Да, да, Том Пинч, но нельзя же быть таким простаком, хотя это простота совсем другого рода, — стремиться в театр, о котором Джон сказал после чая, будто он там свой человек и может водить туда кого угодно, не заплатив ни гроша; и даже не заподозрить, что Джон купил билеты, когда вошел туда сначала один! Наивно также, милый Том, смеяться и плакать так искренне, глядя на жалкую пьесу, разыгранную из рук вон плохо; наивно ликовать и смеяться, возвращаясь домой вместе с Руфью; наивно удивляться, найдя утром забавный подарок — поваренную книгу, ожидающую Руфь в гостиной, с загнутой на мясных пудингах страницей. Вот! Пускай это так и останется! Свойство твоей души — простота, Том Пинч, а простота — что ни говори — не пользуется уважением!
Глава XL
Необитаемую квартиру в Тэмпле и каждую мелочь, относившуюся к занятиям Тома, окружала таинственность, сообщавшая им странное очарование. Каждое утро, закрывая за собой дверь в Излингтоне и обращаясь лицом к лондонскому дыму, Том шел навстречу неизъяснимо пленительной атмосфере тайны, и с этой минуты она целый день сгущалась вокруг него все сильней и сильней, пока не наставало время опять идти домой, оставляя ее позади, словно неподвижное облако.
Тому всегда казалось, что он приближается к этому призрачному туману и входит в него постепенно, самым незаметным образом, поднимаясь со ступени на ступень. Переход от грохота и шума улиц к тихим дворам Тэмпла был первой такой ступенью. Каждое эхо его шагов, как ему казалось, исходило от древних стен и каменных плит мостовой, которым не хватало языка, чтобы рассказать историю этих темных и угрюмых комнат, поведать о том, сколько пропавших документов истлевает в забытых углах запертых наглухо подвалов, из решетчатых окон которых до него доносились такие затхлые вздохи; чтобы бормотать о потемневших бочках драгоценного старого вина, замурованных в погребах, под старыми фундаментами Тэмпла; чтобы лепетать едва слышно мрачные легенды о рыцарях со скрещенными ногами, чьи мраморные изваяния покоятся в церквах. Как только он ставил ногу на первую ступеньку лестницы, ведущей к его пыльной конторе, эти тайны начинали множиться и, наконец, поднявшись вместе с Томом по лестнице, расцветали полным цветом во время его уединенных дневных трудов.

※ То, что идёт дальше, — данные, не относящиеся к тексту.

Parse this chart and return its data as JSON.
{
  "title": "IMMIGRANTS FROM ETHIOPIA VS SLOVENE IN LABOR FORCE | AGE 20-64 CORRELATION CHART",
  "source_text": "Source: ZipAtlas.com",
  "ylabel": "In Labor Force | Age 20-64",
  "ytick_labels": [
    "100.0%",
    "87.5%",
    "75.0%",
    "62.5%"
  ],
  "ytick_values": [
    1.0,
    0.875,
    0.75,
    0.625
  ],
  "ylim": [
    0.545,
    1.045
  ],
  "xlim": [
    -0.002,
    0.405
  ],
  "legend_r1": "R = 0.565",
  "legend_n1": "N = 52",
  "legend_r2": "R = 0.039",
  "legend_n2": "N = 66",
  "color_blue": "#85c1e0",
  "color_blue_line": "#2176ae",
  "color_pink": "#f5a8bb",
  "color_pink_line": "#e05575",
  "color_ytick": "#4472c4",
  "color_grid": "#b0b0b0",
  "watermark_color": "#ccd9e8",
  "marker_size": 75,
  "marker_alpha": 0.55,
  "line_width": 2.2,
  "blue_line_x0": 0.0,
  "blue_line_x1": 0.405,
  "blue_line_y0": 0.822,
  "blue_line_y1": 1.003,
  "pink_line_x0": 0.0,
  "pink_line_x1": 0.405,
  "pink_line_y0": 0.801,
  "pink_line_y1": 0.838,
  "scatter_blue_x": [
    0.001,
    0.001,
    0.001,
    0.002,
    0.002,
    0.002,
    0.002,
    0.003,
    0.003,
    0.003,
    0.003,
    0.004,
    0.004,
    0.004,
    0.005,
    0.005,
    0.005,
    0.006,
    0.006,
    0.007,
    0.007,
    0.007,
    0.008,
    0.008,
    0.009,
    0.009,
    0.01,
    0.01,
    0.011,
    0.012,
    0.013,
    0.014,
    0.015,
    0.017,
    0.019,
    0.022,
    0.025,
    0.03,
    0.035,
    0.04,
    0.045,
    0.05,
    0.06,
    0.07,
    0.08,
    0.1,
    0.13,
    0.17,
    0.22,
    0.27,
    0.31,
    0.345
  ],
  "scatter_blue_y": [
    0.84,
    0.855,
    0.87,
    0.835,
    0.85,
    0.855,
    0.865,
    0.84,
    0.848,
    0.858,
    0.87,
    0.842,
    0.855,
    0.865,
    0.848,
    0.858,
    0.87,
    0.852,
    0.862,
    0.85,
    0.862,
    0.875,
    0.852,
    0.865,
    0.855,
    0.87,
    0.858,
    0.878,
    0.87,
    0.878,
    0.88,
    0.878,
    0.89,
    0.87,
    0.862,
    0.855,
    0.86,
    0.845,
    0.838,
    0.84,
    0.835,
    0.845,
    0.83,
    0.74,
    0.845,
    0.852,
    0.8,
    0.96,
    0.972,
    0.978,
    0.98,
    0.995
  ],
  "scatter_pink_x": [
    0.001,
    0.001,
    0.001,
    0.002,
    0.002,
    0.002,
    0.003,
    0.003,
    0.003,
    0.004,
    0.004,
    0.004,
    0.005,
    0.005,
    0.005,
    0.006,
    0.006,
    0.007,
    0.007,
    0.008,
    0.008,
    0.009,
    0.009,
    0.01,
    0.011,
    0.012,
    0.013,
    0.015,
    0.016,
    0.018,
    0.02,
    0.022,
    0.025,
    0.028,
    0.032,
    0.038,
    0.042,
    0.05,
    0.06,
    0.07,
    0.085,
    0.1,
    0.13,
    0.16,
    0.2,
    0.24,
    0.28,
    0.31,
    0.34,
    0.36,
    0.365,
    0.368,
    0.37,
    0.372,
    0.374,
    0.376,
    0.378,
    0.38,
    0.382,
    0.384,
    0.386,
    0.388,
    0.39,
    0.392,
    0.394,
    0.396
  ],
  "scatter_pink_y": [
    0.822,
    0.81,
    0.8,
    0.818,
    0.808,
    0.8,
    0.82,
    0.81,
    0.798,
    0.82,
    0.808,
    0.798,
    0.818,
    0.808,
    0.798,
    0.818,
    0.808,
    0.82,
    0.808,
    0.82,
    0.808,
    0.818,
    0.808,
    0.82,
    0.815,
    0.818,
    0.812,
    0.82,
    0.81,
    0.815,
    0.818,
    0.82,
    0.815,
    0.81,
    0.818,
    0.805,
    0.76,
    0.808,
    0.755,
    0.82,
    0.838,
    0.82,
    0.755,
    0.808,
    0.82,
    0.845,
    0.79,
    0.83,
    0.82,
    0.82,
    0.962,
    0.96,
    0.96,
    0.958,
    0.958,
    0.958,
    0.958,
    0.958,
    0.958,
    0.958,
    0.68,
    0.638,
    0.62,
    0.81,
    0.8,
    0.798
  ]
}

Каждый день вновь приносил с собою все ту же неистощимую тему для размышлений. Его наниматель — придет ли он сегодня? И что это за человек? Воображение Тома никак не мирилось с мистером Фипсом. Он вполне поверил мистеру Фипсу, что тот действует по поручению другого, и догадки о том, что за человек этот другой, цвели пышным цветом в саду фантазии Тома, цвели не увядая, не тронутые ничьей рукой.
Одно время он воображал, что мистер Пексниф, раскаявшись в своем вероломстве, придумал этот способ найти ему занятие, для чего и воспользовался своим влиянием на кого-то третьего. Эта мысль показалась ему настолько невыносимой, после всего что произошло между ним и этим добродетельным человеком, что он в тот же день доверился Джону Уэстлоку и сообщил ему, что он скорее наймется в грузчики, нежели упадет так низко в собственных глазах, приняв хотя бы малейшее одолжение от мистера Пекснифа. Но Джон Уэстлок убедил Тома, что он еще не вполне отдает должное мистеру Пекснифу, если полагает, что этот джентльмен способен на какой-либо великодушный поступок; и что он может совершенно не беспокоиться на этот счет, пока не увидит, что солнце позеленело, а луна почернела, и в то же время различит невооруженным глазом и совершенно ясно двенадцать комет первой величины, бешено вращающихся вокруг этих светил. Вот если дело примет столь необычайный оборот, сказал он, тогда не будет, быть может, решительным безумием подозревать мистера Пекснифа в таком сверхъестественном великодушии. Словом, он беспощадно высмеял эту мысль, и Том, расставшись с нею, опять почувствовал себя сбитым с толку и опять терялся в догадках.
Тем временем Том каждый день ходил на занятия и довольно много успел сделать: книги были уже приведены в относительный порядок и производили самое лучшее впечатление в каллиграфически переписанном каталоге. В часы занятий он иногда позволял себе удовольствие читать урывками — что нередко бывало необходимо для дела, — и так как он, набравшись смелости, обычно уносил один из этих волшебных томиков с собою на ночь (причем утром всегда ставил книгу на место, на тот случай, если его необыкновенный наниматель появится и спросит, куда она девалась), то жизнь его текла счастливо, спокойно и деятельно и была вполне ему по сердцу.